Niestety, Jakub Wikłacz nie zawalczy na gali UFC w marcu, która ma mieć miejsce w Londynie. Nie jest to jednak jedyna interesująca informacja à propos Kuby i jego potencjalnej przyszłości w największej organizacji MMA na świecie!
Kilkanaście dni temu niespodziewanie gruchnęła wieść o tym, iż Jakub Wikłacz opuścił szeregi organizacji KSW. „Masa” co prawda był łączony z potencjalnym angażem do UFC, jednakże na tamten moment był mistrzem dywizji koguciej KSW, któremu w kontrakcie została jeszcze jedna walka. Co więcej, w grę wchodził również nowy kontrakt z polską organizacją, natomiast z tego, co mówił choćby Marian Ziółkowski, wynika, iż Jakub domagał się zbyt dużych pieniędzy.
Wiele osób myślało, iż „Masa” z miejsca trafi do amerykańskiej organizacji, jednakże nie jest to taka prosta sprawa. Podopieczny Artura Gwoździa mający za plecami Joannę Jędrzejczyk, oczywiście będzie się starał dostać do organizacji Dany White’a, aczkolwiek w tym momencie nie pozostało tego niezwykle bliski.
Idealnym scenariuszem według wielu byłoby ogłoszenie Kuby na galę UFC: Fight Night w Londynie, która odbędzie się 22 marca. Nie dość, iż gala w Europie to już z polskim akcentami w postaci walk – Jana Błachowicza oraz Marcina Tybury. Jak się jednak okazuje, szanse na taki rozwój wydarzeń są raczej nikłe.

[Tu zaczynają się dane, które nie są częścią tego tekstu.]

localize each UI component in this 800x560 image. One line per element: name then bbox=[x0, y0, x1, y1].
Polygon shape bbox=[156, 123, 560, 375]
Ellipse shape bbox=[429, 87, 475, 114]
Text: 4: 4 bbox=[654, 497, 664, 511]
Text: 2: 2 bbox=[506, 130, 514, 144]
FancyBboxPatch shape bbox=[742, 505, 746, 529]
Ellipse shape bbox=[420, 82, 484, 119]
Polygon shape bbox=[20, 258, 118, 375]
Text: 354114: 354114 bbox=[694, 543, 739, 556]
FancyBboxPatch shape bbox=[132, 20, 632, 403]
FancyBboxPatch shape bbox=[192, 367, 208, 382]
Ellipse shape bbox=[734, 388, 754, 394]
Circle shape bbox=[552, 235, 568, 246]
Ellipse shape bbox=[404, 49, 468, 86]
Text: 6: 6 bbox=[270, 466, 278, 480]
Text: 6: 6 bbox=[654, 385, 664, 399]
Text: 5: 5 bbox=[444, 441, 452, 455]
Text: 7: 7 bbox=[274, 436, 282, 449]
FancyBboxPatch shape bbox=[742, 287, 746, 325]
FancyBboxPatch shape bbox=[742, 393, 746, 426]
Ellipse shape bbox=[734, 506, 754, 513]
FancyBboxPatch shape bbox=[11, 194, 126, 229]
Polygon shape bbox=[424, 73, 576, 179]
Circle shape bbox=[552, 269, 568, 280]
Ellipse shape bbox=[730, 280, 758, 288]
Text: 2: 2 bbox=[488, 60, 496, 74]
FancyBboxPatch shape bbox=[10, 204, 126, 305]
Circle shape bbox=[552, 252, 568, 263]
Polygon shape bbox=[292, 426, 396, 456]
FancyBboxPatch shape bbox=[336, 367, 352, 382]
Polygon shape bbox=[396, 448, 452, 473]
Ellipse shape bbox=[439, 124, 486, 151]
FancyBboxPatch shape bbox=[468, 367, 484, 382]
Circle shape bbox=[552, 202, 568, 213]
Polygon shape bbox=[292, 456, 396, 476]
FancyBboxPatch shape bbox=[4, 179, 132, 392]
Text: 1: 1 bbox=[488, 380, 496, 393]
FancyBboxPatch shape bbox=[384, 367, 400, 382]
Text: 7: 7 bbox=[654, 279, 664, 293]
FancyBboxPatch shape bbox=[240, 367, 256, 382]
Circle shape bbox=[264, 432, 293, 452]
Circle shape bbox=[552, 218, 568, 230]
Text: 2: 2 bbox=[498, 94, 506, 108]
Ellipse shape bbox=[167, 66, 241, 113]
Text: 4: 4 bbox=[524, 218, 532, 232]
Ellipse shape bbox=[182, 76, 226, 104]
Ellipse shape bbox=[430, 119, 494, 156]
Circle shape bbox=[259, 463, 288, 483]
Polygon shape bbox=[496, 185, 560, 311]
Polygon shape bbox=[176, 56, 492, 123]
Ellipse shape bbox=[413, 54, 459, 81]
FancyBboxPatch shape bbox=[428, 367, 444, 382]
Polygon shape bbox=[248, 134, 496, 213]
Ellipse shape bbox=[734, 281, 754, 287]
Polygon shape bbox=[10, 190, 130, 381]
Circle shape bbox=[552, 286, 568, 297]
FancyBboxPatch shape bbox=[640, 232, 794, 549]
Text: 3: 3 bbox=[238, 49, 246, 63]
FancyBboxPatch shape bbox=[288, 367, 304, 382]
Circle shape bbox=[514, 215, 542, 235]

ZOBACZ TAKŻE: Pudzian śmieszkuje w Nowy Rok! Wygenerował zdjęcie na jachcie z Conorem McGregorem
Wikłacz nie zawalczy na UFC w Londynie!
Przy okazji ostatniego programu „Oktagon Live” mieliśmy do czynienia z rozmową z menadżerem Kuby, Arturem Gwoździem. Wyznał on, iż występ Jakuba na gali w Wielkiej Brytanii graniczy z cudem, dzieląc się przy tym swoim przemyśleniami odnośnie angażu byłego mistrza KSW do UFC:
Mocno liczyłem na to, iż jesteśmy to w stanie zagrać choćby na marzec, ale jesteśmy już po jakiejś rozmowie wstępnej i marzec jest bardzo mocno obsadzony. Będą największe działa, więc Europa jest wykluczona. (…) Wszystko zależy od wielu czynników i opcji, ale myślę, iż tak 80% bym dawał.
Ponadto, szef „Artnoxu” przyznał, iż życzyłby sobie, aby sytuacja Kuby wyklarowała się do końca stycznia. Niewątpliwie zwiastuje to rychłe informacje w sprawie.
Jak myślicie, czy Wikłacz trafi finalnie do UFC i będzie toczył boje w jednej z najlepiej obsadzonych dywizji na świecie?